Other states have addressed situations as they arise.  For example, New York says that a lawyer has an unconsentable conflict and cannot represent both the biological mother and the adoptive parents in an adoption matter because the irreconcilably divergent:

It is evident that an attorney for adoptive parents cannot be fully dedicated to achieving the goals of his clients and at the same time be relied upon to ensure that the natural parent’s relinquishment of her rights was knowing, intelligent, and voluntary.  Indeed, that attorney has, at the very least, a strong incentive to persuade her on behalf of his clients that surrender of the child is the best course of action.[8] 

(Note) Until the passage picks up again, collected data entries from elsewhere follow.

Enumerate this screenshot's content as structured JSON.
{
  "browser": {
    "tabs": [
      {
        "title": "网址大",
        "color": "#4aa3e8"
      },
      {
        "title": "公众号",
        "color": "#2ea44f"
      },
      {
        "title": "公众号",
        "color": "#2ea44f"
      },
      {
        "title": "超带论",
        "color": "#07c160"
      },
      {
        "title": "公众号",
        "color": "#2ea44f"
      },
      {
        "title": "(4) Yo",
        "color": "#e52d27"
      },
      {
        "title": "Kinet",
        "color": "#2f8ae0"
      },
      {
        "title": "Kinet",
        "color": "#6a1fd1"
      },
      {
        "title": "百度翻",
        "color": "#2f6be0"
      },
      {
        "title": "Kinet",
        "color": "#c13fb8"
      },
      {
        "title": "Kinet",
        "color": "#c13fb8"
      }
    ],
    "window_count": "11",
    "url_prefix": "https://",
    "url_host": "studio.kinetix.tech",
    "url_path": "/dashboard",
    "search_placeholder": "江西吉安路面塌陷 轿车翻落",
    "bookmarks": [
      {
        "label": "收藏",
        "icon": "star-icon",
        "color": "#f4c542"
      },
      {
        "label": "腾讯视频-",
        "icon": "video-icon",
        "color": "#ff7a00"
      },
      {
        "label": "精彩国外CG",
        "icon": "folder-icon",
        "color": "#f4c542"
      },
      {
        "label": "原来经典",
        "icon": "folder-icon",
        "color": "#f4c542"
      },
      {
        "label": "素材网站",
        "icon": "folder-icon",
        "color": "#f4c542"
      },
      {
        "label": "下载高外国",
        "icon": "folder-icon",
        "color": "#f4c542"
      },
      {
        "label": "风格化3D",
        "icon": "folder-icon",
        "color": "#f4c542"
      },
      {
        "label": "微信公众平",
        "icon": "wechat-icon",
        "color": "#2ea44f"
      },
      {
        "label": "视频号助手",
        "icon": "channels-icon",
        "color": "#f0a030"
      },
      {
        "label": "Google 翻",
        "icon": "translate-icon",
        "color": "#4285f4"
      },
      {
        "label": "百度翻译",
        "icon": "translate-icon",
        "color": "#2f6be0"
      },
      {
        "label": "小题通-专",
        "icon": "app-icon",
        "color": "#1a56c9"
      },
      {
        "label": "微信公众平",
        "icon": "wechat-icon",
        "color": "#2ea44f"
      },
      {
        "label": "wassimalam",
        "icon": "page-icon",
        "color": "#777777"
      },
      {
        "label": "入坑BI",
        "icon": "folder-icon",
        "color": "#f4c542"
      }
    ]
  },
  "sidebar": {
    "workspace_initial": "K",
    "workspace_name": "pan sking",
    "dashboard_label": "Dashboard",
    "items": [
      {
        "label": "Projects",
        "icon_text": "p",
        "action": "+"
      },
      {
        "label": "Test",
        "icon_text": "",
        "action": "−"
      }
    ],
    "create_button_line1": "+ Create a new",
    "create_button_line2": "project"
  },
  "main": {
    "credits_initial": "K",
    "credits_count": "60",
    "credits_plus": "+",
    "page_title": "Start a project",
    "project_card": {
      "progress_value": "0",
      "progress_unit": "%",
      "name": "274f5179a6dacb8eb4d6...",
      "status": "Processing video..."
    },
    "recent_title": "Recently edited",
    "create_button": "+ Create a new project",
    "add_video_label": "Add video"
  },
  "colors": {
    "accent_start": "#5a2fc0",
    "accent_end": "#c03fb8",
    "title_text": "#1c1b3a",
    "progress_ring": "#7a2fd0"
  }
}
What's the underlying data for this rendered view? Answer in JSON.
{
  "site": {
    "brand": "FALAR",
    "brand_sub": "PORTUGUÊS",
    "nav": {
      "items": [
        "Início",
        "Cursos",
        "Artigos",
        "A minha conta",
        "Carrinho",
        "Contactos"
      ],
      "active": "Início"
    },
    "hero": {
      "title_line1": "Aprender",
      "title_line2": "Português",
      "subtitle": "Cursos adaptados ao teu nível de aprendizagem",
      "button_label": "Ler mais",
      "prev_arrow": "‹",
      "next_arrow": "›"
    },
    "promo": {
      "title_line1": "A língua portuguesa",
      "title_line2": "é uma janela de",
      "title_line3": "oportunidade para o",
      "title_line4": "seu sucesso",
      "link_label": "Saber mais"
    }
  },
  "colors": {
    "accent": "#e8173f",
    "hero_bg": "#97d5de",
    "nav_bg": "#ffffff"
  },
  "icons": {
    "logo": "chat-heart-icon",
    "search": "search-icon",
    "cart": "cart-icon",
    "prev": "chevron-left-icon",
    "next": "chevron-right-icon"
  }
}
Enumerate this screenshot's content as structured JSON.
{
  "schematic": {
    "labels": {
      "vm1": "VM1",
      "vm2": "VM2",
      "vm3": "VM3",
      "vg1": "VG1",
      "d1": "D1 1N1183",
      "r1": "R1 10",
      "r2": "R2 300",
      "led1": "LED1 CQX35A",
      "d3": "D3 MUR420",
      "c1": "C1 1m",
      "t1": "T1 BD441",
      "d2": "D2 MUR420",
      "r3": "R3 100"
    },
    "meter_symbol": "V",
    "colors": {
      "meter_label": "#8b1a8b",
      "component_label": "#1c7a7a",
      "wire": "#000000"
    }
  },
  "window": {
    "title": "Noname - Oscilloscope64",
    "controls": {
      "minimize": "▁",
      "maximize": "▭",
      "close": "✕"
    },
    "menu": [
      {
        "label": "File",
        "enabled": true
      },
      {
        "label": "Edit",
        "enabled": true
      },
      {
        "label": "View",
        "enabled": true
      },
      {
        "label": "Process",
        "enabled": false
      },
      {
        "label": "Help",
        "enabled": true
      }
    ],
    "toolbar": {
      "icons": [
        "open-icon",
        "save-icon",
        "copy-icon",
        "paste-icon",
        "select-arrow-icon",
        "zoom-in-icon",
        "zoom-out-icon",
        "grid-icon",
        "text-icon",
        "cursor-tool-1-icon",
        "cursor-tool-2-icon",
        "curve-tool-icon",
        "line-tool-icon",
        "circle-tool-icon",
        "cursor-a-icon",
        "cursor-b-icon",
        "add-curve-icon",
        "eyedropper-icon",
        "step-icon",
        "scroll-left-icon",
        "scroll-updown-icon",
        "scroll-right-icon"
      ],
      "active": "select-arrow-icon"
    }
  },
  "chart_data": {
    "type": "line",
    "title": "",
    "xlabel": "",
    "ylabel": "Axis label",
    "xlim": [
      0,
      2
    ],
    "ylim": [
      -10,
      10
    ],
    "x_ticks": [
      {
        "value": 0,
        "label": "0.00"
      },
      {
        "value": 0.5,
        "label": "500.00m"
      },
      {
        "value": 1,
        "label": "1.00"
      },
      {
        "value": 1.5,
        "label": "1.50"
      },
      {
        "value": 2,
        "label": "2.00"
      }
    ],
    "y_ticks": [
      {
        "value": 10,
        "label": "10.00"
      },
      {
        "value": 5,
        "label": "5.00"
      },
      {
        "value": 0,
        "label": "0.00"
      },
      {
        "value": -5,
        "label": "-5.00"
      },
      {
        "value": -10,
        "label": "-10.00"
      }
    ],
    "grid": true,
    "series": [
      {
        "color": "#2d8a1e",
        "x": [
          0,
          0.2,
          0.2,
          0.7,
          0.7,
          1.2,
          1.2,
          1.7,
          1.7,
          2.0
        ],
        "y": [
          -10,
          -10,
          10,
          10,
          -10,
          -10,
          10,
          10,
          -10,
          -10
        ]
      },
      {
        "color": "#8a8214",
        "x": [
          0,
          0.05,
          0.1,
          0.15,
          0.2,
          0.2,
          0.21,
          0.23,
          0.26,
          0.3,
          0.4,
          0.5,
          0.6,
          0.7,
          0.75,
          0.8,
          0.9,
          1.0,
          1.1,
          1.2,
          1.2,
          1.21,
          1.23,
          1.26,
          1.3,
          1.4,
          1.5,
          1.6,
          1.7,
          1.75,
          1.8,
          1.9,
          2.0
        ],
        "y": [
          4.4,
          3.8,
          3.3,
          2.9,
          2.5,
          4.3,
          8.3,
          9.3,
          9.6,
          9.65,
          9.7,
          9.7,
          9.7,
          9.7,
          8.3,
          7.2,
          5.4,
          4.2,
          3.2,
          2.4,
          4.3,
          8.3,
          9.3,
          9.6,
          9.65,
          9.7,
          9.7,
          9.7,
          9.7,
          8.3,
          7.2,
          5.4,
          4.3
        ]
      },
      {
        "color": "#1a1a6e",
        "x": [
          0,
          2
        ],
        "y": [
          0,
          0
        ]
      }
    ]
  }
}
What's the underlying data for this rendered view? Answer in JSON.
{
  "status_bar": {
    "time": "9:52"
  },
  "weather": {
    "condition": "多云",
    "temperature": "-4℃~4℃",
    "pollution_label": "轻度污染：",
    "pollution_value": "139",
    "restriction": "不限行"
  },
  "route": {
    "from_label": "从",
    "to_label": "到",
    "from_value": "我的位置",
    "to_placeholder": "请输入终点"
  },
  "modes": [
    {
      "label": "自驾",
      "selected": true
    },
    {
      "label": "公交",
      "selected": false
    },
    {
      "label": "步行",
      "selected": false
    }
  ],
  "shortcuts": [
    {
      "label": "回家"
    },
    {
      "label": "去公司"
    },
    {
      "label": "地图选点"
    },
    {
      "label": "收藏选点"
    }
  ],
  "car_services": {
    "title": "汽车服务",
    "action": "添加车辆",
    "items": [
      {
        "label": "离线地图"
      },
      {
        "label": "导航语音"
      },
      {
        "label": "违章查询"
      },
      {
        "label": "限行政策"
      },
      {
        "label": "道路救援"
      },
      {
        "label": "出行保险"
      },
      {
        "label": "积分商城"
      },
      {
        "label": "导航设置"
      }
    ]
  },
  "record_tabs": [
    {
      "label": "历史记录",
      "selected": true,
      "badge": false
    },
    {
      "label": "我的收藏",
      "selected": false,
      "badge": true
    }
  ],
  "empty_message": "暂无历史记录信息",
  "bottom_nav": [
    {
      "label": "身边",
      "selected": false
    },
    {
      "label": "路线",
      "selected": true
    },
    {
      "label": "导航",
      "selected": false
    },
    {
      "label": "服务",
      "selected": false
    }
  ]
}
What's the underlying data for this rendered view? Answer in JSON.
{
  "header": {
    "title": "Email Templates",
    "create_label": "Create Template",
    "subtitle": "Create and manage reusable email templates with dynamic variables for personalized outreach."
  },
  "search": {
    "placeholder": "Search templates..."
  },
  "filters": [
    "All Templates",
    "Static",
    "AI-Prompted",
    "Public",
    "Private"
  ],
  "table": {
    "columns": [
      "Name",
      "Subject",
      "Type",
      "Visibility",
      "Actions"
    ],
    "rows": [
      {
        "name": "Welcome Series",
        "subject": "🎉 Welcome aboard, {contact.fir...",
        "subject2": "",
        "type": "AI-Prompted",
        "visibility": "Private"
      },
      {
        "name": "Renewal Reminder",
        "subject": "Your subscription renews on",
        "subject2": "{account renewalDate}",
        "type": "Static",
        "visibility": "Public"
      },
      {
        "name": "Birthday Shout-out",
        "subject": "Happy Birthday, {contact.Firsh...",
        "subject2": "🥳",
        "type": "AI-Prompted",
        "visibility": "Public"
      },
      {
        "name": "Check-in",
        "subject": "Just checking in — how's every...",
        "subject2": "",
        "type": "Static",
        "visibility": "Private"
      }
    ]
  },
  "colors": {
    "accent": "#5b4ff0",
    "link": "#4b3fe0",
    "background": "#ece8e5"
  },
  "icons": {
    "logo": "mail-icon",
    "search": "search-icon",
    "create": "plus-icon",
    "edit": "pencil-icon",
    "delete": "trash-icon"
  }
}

To sum up:  in most situations, even if a lawyer identifies that a conflict to interest exists, if the affected clients give informed consent (that is confirmed in writing), the lawyer can continue the representation.  However, in making the determination of whether it is proper to continue the representation despite the conflict, the lawyer must consider the three scenarios in which the conflict cannot be waived by the client. 


[1] ABA Rule 1.7(b)(4).

[2] ABA Rule 1.7, Comment [18].

[3] ABA Rule 1.7(b)(4). 

[4] ABA Rule 1.7(b)(1).

[5] ABA Rule 1.7(b)(2)

[6] ABA Rule 1.7, Comment [16].

[7] Miss. State Bar Ass’n Ethics Opinion No. 80: Conflict of Interest – representation of multiple clients in a no-fault divorce (1983).

[8] Matter of Adoption of Male Infant D., 523 N.Y.S. 2d 369 (N.Y. Family Ct. 1987).